We did not need modern technology to document how much a writer can produce. When does the author know whether he is writing too much? There isn't a graven finding on this question. Most authors tend to write regularly. Anthony Trollope rose for bath and breakfast at 5, began writing at 6, and timed himself to write 250 words every fifteen minutes, one thousand per hour, and he persevered for three hours. So fixed was this habit that if ever he found at the end of the second hour on Wednesday that he had actually concluded his novel, he went on without pause to begin another novel, before the fifteen-minute period had elapsed. The reviewer of my autobiography in next Sunday's New York Times says that "in sheer volume [Buckley's] work dwarfs even Trollope's." What I will never achieve is the talent of Anthony Trollope. On the other hand, he never had the pleasure I have taken in my association with Hillsdale College.

And this reminds me that there is no documentation, even here, of talks given under the auspices of Hillsdale. There have been a few of these, and I remember gratefully the wonderful evening here organized by Hillsdale's and my old friend Ronald Trowbridge. I have been in Hillsdale frequently in the past forty years, and perhaps it is appropriate that my brief remarks should address not only writing too much, but speaking too much. To the end of curbing that excess, I did terminate my Firing Line television program at midnight of the turn of the century, after 35 years, and I stopped speaking in public in the spring of 2001, after 50 years. Such an exception as I make today signals not a recrudescent verbosity but, rather, my exiguous effort to repay Hillsdale's extraordinary undertaking in tracking down so much of my work and making it available to generations inclined to the study of prolixity.

Writing too much is especially to be avoided if one becomes tedious. I like to think that I have not yet become tedious, but I acknowledge that if I had, I would almost certainly not recognize it, inasmuch as offenders are usually the last to identify their own shortcomings. I would have to await the day when Larry Arnn diplomatically declined to invite me to the campus--or perhaps, if he was truly desperate, pulled out his scissors and ordered an end to any additions to the Buckley Online collection.

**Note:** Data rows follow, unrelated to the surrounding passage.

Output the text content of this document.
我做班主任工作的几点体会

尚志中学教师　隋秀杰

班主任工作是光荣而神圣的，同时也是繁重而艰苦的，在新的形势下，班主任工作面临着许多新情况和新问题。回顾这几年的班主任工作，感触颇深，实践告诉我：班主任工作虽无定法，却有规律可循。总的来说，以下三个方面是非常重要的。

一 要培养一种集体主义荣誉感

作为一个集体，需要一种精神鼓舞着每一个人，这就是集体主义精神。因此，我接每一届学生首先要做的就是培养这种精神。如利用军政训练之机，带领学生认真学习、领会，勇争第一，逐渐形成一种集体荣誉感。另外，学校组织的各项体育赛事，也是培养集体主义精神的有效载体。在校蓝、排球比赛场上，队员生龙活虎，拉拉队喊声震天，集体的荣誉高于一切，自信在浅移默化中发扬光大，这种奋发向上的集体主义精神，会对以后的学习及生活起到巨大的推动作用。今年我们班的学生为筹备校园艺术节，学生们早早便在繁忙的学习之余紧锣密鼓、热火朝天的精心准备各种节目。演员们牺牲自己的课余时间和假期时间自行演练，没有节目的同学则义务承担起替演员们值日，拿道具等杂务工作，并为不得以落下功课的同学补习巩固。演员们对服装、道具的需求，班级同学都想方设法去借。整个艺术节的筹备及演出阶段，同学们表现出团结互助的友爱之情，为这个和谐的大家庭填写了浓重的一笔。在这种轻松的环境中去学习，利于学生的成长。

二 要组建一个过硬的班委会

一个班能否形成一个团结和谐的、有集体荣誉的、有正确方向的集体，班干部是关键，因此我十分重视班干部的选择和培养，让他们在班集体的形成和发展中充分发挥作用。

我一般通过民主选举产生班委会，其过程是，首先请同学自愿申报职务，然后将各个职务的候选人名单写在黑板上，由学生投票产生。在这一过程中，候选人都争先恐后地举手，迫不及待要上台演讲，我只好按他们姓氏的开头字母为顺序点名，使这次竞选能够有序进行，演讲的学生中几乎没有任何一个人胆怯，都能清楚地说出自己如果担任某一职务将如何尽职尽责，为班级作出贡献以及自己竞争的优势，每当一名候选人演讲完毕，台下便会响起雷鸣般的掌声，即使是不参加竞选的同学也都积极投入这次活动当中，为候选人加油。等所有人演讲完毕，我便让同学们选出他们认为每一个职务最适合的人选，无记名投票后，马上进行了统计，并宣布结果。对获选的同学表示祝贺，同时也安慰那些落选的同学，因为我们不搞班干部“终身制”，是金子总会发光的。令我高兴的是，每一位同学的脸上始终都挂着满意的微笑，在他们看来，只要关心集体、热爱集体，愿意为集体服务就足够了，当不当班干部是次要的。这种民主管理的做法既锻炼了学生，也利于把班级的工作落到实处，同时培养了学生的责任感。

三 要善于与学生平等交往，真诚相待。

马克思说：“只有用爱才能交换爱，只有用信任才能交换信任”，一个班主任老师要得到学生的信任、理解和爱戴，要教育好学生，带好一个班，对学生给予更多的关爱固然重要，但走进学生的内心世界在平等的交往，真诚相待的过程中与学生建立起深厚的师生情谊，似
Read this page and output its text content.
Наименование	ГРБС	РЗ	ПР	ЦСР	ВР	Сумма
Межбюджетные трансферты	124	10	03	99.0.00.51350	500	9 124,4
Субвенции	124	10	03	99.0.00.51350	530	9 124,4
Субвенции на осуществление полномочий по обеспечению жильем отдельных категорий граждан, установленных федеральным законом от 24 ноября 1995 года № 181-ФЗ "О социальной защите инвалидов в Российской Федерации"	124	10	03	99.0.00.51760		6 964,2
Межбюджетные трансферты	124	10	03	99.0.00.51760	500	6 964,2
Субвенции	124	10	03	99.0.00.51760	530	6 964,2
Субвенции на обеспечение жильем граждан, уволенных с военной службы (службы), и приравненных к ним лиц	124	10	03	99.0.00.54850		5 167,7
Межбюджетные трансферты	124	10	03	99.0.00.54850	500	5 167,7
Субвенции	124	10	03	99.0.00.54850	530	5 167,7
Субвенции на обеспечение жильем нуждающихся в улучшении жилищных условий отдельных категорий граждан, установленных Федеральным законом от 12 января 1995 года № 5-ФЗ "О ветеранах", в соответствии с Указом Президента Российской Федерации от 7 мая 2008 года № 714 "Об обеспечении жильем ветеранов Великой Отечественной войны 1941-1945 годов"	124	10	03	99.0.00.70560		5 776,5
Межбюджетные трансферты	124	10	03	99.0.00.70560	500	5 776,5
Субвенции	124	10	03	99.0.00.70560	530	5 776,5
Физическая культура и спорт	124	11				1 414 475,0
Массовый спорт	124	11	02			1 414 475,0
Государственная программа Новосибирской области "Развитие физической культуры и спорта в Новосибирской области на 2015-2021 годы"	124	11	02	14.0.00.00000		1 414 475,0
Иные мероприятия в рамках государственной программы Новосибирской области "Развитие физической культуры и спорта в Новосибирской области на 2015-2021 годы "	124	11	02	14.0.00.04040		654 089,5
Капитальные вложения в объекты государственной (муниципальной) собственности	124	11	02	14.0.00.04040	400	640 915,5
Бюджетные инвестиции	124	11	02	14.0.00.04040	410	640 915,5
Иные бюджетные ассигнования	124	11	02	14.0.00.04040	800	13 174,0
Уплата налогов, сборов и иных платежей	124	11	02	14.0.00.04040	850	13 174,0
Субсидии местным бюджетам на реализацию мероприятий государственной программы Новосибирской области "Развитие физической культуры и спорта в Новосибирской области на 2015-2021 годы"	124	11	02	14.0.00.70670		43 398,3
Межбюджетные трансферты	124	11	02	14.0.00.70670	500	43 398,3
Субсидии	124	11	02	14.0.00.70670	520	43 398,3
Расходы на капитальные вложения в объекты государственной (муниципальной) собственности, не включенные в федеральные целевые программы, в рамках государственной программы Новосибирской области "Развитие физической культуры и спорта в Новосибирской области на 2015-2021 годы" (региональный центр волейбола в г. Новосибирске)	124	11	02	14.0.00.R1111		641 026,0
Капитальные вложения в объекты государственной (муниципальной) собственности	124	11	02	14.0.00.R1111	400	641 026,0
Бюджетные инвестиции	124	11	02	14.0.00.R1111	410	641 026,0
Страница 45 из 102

So I end, before, I hope, the question arises of Talking Too Much. I can feel, even through this tape machine, a thousand miles away from Hillsdale, the special warmth of the occasion. That geniality is of course an aspect of friendships formed here, among students and friends of Hillsdale College. It is I think animated by the sense you have of a great collaboration, the nurturing of a body of students and scholars who cherish freedom and are devoted to the preservation and development of this matrix of informed thought, and devotion to God and country.